The key point is in your last sentence:
In the case of class G airspace from the ground, the airspace is uncontrolled.
Uncontrolled airspace is, well, uncontrolled. An appropriately rated, current pilot, in an appropriately equipped aircraft, may fly IFR in class G airspace without either a clearance or a flight plan. There are no clearances to waive VFR minima in class G, because the flight is conducted under IFR.
If an entire flight is flown in class G airspace, a pilot does not need to talk to a controller at all. When class G airspace is overlaid by controlled airspace, like class E, the pilot will need a clearance before entering controlled airspace. The controller will provide a clearance (FAA Order 7110.65, p. 4-3-2):
WHEN ENTERING CONTROLLED AIRSPACE (instruction), FLY HEADING (degrees) UNTIL REACHING (altitude, point, or fix) BEFORE PROCEEDING ON COURSE.
Once the pilot is released for departure, they would depart IFR in class G, where they would be responsible for their own terrain and traffic clearance (using tools like an Obstacle Departure Procedure). As soon as they climb into class E airspace, they receive the benefits and responsibilities of flying in the ATC system.

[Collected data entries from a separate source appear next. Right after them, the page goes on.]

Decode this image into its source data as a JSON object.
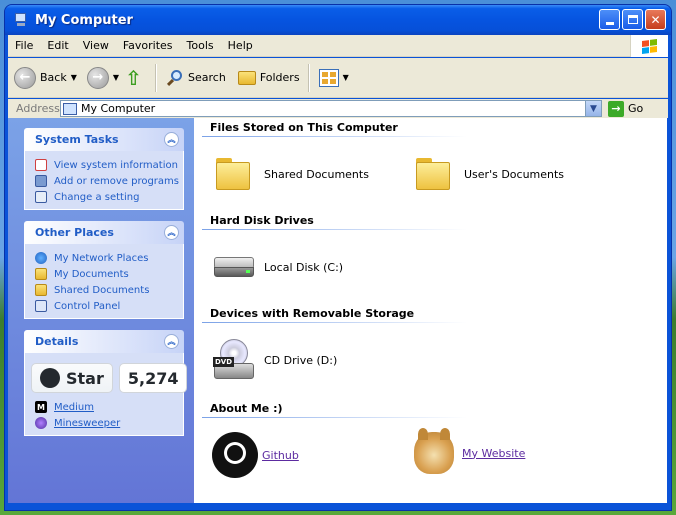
{
  "window": {
    "title": "My Computer"
  },
  "menu": {
    "items": [
      "File",
      "Edit",
      "View",
      "Favorites",
      "Tools",
      "Help"
    ]
  },
  "toolbar": {
    "back": "Back",
    "search": "Search",
    "folders": "Folders"
  },
  "address": {
    "label": "Address",
    "value": "My Computer",
    "go": "Go"
  },
  "tasks": {
    "system": {
      "title": "System Tasks",
      "items": [
        "View system information",
        "Add or remove programs",
        "Change a setting"
      ]
    },
    "other": {
      "title": "Other Places",
      "items": [
        "My Network Places",
        "My Documents",
        "Shared Documents",
        "Control Panel"
      ]
    },
    "details": {
      "title": "Details",
      "star_label": "Star",
      "star_count": "5,274",
      "links": [
        "Medium",
        "Minesweeper"
      ]
    }
  },
  "main": {
    "files_title": "Files Stored on This Computer",
    "files": [
      "Shared Documents",
      "User's Documents"
    ],
    "hdd_title": "Hard Disk Drives",
    "hdd": [
      "Local Disk (C:)"
    ],
    "removable_title": "Devices with Removable Storage",
    "removable": [
      "CD Drive (D:)"
    ],
    "dvd_label": "DVD",
    "about_title": "About Me :)",
    "about": [
      "Github",
      "My Website"
    ]
  }
}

An interesting border case is raised by wbeard52. In this case, a pilot departed a class G airport with class E starting at 700 AGL, and broke out of the clouds before entering controlled airspace. The ruling basically said that taking off in this situation without a clearance is not explicitly illegal, but falls under "careless or reckless operation" prohibited by FAR 91.13.